Common guidance is needed so that everyone is moving in the same direction. Businesses are crying out for it. They feel there is no clear plan for the EV revolution, and are instead being left to predict the future alone.
Subsidies can trigger change, but not maintain it. They can help ensure EV sales continue until a tipping point is reached and EVs are seen as the norm. Unfortunately, some countries (for example Germany) that initially offered subsidies have simply stopped them. This has sent the wrong signal to consumers, and led to an immediate drop in sales.
At the same time, other countries (for example Denmark) have handled the situation better, by clearly stating that their subsidies are available for a limited time, and are beginning to reduce contributions or increase taxes in a pre-planned way. It seems clear that governments need to follow the lead set by their more successful counterparts and create incentive programs that are planned and organized transparently.
Did governments correctly anticipate the resultant drop in sales? It can be argued that subsidy reductions and tax increases were, on the whole, begun too early. European nations face a tricky decision about what to do next: proceed with current plans, or U-turn and maintain incentives for a longer period.

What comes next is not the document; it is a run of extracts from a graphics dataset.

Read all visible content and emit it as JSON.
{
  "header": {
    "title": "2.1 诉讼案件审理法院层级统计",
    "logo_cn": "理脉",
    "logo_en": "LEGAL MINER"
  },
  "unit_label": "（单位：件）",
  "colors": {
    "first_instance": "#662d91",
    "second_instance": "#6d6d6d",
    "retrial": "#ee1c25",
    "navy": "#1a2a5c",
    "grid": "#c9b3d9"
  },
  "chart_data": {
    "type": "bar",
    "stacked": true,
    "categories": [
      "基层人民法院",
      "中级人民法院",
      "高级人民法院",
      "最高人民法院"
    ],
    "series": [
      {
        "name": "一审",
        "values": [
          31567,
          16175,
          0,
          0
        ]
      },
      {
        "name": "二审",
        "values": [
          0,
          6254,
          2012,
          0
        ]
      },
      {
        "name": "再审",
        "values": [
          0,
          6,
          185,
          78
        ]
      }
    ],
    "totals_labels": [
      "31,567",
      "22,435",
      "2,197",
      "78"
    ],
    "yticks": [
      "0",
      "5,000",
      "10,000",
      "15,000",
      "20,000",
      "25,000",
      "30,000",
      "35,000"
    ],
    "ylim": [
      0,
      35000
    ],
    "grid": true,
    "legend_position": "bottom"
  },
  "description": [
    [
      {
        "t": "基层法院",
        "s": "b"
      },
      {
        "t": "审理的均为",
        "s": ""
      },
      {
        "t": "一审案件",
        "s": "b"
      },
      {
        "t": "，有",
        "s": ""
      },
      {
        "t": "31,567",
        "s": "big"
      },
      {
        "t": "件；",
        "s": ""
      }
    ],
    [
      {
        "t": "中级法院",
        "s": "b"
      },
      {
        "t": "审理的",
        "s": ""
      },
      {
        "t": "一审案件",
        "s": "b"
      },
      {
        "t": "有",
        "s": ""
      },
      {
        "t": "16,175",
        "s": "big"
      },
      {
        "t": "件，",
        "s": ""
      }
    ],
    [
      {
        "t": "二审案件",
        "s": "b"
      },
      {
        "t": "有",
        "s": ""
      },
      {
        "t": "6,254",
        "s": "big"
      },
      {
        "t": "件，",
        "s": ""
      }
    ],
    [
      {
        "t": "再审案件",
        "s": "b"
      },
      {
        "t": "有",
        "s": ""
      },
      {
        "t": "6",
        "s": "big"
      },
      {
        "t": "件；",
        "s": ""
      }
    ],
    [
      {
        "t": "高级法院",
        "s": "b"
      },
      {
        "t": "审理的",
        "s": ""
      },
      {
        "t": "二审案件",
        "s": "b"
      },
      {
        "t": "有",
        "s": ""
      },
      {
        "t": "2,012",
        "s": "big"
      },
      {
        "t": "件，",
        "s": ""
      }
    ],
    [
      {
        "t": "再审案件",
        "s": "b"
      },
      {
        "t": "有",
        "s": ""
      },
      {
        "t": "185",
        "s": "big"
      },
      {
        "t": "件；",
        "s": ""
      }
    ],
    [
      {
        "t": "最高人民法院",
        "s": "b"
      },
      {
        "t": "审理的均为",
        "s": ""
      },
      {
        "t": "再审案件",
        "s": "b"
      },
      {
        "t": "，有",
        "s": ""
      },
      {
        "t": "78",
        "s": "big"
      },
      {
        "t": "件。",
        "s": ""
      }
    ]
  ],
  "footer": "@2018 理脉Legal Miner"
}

As we outlined in the first article of this mini-series, our own research yielded some interesting insights into consumer attitudes towards EVs. Owners registered far less concern about vehicle range, and even the burden of recharging, than those who were yet to purchase one.
This tells us that the message of satisfied ownership is not getting through. The industry could be making a much more persuasive argument around the practical benefits of the technology, and at the same time debunking some of the myths and negative PR around EVs, for example the supposedly increased fire risk, and misinformation around cradle-to-grave sustainability.
A key question for OEMs is how they can get more potential buyers to try EVs in the first place. Try-before-you-buy schemes may be a useful approach.
Ongoing improvements in areas such as battery performance and range are, of course, essential to make EVs a more attractive proposition. But there is a problem. Buying an electric vehicle is a big investment, and consumers are worried that the vehicle they buy today will be upgraded and obsolete by the time it comes to selling or replacing it in three or four years. It’s a similar phenomenon to that seen in the mobile phone market.
This is perhaps the problem that is hardest to solve. It affects many industries. Part of the answer is that OEMs need to maintain pressure to deliver the magic threshold of 500km range, which is the point at which many consumers would consider range anxiety to be no longer an issue, and will likely spark greater confidence in going electric. It’s a widespread perception that although many new EVs now meet this threshold by manufacturer claim, real-world performance falls consistently short, especially over time.
Manufacturers could also offer more leasing or subscription models, which have proved popular so far especially amongst younger drivers.
The remedy to the depreciation problem may in fact lie with the aftermarket, which is yet to reach maturity. This will take greater support and investment from OEMs to ensure that used EVs can be more easily (and less expensively) serviced, and therefore hold their value for longer.
At the heart of the hesitancy in the electric vehicle market, particularly in Europe, is fragmented decision-making. The industry lacks a clear target picture – one that should be assembled by effective, centralized organizing bodies that could ensure common standards in design.
At the same time, a better job needs to be done of building the EV market around the consumer. It is not enough simply to say that EVs are more sustainable. More must be done to understand both the desires and the concerns of potential buyers.
We believe it is up to national governments and trans-national organizations such as the EU to take a stronger lead. Only then will the new era in mobility become a reality.